There is one observational trial underway at the Dana-Farber Cancer Institute that will directly benefit WM, MM and MGUS patients. It is the Tissue Bank Study.  The Principal Investigator is Dr. Irene Ghobrial.  Our friends at the Multiple Myeloma (MM) Research Consortium funded by the Multiple Myeloma Research Foundation have had great success with their tissue bank program to help accelerate the development of novel agents that treat a similar blood cancer, Multiple Myeloma. This funding has produced incredible results fast tracking research and development of targeted agents that extend the lives of MM patients. The Stanford School of Medicine has several virtual tissue banks that focus on lymphoma and other cancers.
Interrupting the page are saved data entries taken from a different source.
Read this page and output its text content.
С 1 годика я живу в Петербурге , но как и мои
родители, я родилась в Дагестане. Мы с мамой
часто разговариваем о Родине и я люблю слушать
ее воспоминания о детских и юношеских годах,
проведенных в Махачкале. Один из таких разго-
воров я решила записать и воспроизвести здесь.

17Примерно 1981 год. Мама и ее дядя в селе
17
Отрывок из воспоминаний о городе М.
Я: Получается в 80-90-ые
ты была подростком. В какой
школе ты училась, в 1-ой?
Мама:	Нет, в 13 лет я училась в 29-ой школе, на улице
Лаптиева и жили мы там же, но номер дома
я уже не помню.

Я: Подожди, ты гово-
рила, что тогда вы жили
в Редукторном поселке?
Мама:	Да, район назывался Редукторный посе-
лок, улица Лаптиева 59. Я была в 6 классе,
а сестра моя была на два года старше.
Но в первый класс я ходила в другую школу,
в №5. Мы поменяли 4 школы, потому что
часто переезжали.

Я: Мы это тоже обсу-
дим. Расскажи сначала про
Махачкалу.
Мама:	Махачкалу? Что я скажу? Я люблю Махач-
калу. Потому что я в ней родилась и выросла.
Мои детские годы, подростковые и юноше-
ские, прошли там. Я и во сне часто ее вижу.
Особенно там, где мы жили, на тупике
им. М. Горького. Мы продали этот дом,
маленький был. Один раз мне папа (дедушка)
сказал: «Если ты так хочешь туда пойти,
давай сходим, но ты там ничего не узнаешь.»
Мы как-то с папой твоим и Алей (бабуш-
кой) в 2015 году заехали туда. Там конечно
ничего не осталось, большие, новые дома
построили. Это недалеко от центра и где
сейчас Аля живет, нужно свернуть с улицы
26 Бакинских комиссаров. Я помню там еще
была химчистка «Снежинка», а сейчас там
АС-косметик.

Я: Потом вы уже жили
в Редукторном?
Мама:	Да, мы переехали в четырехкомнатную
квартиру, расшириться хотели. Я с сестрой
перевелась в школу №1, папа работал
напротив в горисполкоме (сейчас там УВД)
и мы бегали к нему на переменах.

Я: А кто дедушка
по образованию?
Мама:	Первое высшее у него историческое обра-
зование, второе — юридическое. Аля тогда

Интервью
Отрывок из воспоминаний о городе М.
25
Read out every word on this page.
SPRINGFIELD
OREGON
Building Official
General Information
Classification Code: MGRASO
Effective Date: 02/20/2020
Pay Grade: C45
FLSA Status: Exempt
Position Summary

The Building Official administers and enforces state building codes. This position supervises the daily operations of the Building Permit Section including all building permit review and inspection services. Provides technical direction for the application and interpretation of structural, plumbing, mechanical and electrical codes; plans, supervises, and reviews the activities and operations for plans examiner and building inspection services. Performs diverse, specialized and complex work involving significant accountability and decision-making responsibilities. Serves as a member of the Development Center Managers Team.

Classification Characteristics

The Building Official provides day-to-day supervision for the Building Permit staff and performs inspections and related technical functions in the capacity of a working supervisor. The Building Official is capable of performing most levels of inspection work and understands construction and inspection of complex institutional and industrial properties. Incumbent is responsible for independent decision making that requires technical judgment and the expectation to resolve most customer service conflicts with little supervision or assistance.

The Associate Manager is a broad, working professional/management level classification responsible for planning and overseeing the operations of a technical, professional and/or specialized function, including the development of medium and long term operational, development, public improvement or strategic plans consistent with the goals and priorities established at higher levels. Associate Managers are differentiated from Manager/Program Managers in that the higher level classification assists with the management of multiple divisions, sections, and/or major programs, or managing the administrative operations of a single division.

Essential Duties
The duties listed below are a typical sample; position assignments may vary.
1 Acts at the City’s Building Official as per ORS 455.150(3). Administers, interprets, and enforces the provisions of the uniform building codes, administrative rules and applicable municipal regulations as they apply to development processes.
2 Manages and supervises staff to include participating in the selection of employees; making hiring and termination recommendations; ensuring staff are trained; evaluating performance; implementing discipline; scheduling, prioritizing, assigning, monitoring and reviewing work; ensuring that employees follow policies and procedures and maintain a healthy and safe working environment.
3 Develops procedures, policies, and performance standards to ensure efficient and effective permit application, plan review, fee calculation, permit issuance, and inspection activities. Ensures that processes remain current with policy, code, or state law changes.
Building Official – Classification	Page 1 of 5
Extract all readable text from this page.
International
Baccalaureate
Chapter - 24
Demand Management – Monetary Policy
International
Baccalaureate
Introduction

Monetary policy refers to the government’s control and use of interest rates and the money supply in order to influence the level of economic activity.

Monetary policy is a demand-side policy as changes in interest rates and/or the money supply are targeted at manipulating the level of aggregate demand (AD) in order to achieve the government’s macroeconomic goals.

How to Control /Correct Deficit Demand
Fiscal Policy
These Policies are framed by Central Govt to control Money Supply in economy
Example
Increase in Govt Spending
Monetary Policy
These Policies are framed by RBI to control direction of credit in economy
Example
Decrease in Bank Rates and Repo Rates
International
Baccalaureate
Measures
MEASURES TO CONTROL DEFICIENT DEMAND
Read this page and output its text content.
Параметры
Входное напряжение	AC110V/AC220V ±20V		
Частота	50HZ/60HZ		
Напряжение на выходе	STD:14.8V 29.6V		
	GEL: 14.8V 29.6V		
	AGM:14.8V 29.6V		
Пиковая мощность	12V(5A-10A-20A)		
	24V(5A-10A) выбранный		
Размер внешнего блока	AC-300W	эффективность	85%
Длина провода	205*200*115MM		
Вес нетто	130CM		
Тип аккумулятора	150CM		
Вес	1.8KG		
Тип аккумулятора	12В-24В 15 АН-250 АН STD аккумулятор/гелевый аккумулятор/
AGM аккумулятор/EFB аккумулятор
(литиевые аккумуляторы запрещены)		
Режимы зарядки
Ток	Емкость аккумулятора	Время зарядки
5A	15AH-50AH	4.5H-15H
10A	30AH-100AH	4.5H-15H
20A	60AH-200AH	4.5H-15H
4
Participating in this Tissue Bank Study is easy to do.  Follow the directions in Step 1, Step 2, and Step 3 below.

Step 1: All WM, MM and MGUS patients and family members reading this article should complete the questionnaire located at http://tinyurl.com/WM-Questions. Your comprehensive confidential data is very helpful and becomes an important part of the research sample. Family members are considered the “control group” and their data serves as a standard sample by which experimental observations are measured. Print this questionnaire, fill it out, and mail it per the instructions. Again, this is important because our small group can produce meaningful, actionable data based on good samples.

Step 2: Participants must sign a consent form to enroll. The consent form is located at http://tinyurl.com/WM-Patient-Consent. Print the consent form, read it over and on page 10 you must initial certain items and sign and date.

Step 3: When the completed questionnaire and consent forms have been received at DFCI, you will be sent instructions for the collection of buccal (a scraping of cells from the inside of the cheek) samples.  The buccal cells will be collected only once. Collection kits and shipping instructions will be sent from DFCI. That’s all there is to it.

Complete the questionnaire and consent forms now and send them to DFCI. Then, when you are scheduled to have your next bone marrow biopsy, you must remember about 10 days ahead of time to make the arrangements with DFCI to have a collection kit sent to your physician. This Study aims to create a large data sample from a small population.   Let us be proactive about good research! To continue to make great progress and to achieve the goals of this observational trial, I urge you to participate now. 

Please note: This original Clinical Trial has been updated to include MM, WM, MGUS, sMM and LPL patients.  Take a look at DFCI's Center for Prevention of Progression of Blood Cancers (CPOP).